Idées Union européenne

L’avenir se dessine ensemble

Avec la crise, les Portugais doutent de leur appartenance à l’UE après en avoir espéré beaucoup. Mais pour eux comme pour les autres Européens, l’avenir passe par la création d’un espace public et le developpement des réseaux économiques et politiques

Publié le 21 novembre 2013 à 12:33

L'Europe a été, selon la belle expression de [l’ancien Premier ministre portugais] Mário Soares, le nouveau destin d'un Portugal sortant du rêve tragique de l'Empire [colonial]. Avec l'intégration européenne, les Portugais ont découvert un espace de valeurs, de démocratie et de solidarité, aux antipodes du cynisme de la dictature – la promesse, en somme, d'une qualité de vie qui ne se résumait pas à la croissance économique.

Les Portugais ne se posent guère la question de savoir si la grave crise qu'ils traversent est un problème européen : l'idée qui prévaut est qu'ils en sont les seuls responsables, voire les seuls coupables. Responsables, parce qu'ils ont voulu devenir européens trop tôt, parce que se considérer européens était pour eux une ambition démesurée.

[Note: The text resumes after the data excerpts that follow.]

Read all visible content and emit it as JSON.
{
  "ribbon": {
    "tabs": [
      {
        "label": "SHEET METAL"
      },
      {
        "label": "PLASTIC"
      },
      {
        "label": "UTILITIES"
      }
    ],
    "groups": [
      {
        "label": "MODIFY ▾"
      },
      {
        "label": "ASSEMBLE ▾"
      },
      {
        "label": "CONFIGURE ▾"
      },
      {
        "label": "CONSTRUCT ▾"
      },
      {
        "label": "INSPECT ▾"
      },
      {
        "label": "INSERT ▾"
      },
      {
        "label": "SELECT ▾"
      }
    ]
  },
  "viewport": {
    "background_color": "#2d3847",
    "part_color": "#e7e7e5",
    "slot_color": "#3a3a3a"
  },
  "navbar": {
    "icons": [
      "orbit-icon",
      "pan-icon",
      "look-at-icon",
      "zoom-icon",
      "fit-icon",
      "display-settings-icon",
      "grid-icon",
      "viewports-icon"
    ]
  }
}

Ils auraient dû se contenter, pour de longues et belles années encore, de rester “pauvres et dignes”, “analphabètes si nécessaire”, à se déplacer “à dos d'âne” sur des routes où la mort attendait à chaque tournant. Quelle folie que de prétendre étudier, se nourrir, voyager, autrement dit vivre comme les citoyens de l'Europe prospère ! Alors que 27 ans se sont écoulés depuis l'adhésion, le destin européen devait continuer de n'être qu'une utopie !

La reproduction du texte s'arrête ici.